5月31日,中国人民银行宣布,为加强金融机构外汇流动性管理,自6月15日起,上调金融机构外汇存款准备金率2个百分点,即外汇存款准备金率由现行的5%提高到7%。

1、人民币汇率急升的原因

我们认为,主要受四大因素影响:一是中美经济基本面错位,二是中美货币政策错位,三是美元流动性外溢,四是美元指数低位。

第一,2020年中国经济率先恢复,领先全球;而美国疫情管控不佳,经济活动恢复滞后。在中美经济基本面错位背景下,人民币相较美元有较高的投资回报率,投资者持有人民币意愿增强,带来人民币升值。2020年中国GDP增速2.3%,美国、欧盟、日本、韩国经济增速分别为-3.5%、-6.1%、-4.8%和-1.0%。

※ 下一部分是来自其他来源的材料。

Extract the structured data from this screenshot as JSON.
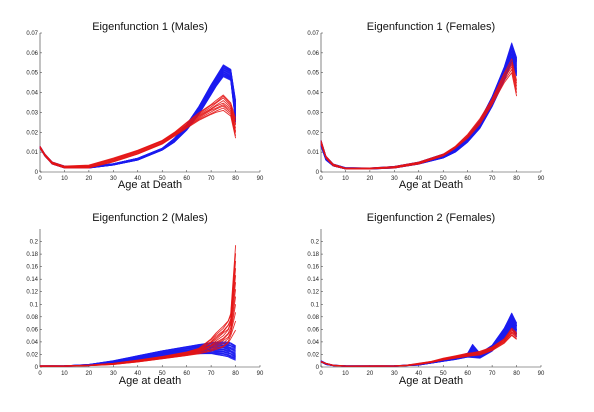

此外,中国出口高增长,迎来大量贸易顺差,外汇市场对人民币的需求加大,人民币存在升值趋势。欧美等发达经济体在政策刺激下需求加快恢复,但生产活动恢复相对滞后,叠加新兴经济体受疫情影响产能恢复放缓,带来全球供需错配,2020年下半年中国出口恢复,10月以来维持两位数以上增长,2020年12月贸易差额达769.9亿美元,创历史新高。

第二,2020年5月中国货币政策回归常态化,但美国陷于疫情,美联储宣布开放式资产购买计划,大量释放流动性。在中美货币政策分化背景下,人民币投放量下降,利率上升,吸引资本流入,人民币具有升值潜力。中美10年国债收益率利差在2020年11月达到242BP的历史高点。

第三,美元持续低位,带来非美货币升值,人民币兑美元升值。2020年3月海外疫情爆发以来,美元指数持续走弱,2021年初突破90关口,持续低位徘徊。美元指数持续低位,主要原因在于,美元指数是美国相对于一揽子货币的比价,欧元在美元指数中占比接近60%。欧洲疫情防控以及经济复苏持续向好,在一定程度上抑制了美元上涨。此外,美联储4月议息会议表态仍然偏鸽。

第四,美国货币市场流动性过剩,美联储逆回购操作创新高。美联储逆回购金额4853亿美元,创历史新高。2013年美联储推出隔夜逆回购操作,将其利率作为利率走廊下限。当市场流动性过剩、出现“资产荒”时,金融机构资金倾向购买美国国债。美元流动性过剩主要是拜登的刺激政策、以及居民储蓄率上升导致。

2、人民币升值不是为了对抗输入性通胀,反而增加企业压力

我们认为,人民币升值并不是对抗通胀的有效办法,反而代价更大。对出口、经济、小企业经营环境均产生负面影响。

第一,本轮通胀是受多因素影响,包含国内、国际定价的多种大宗商品。对于国际定价的大宗商品,人民币升值难以对抗快速大幅上涨的趋势;对于国内定价的大宗商品,人民币升值是无效的。对抗通胀还是要从源头出发,保供稳价更具有针对性。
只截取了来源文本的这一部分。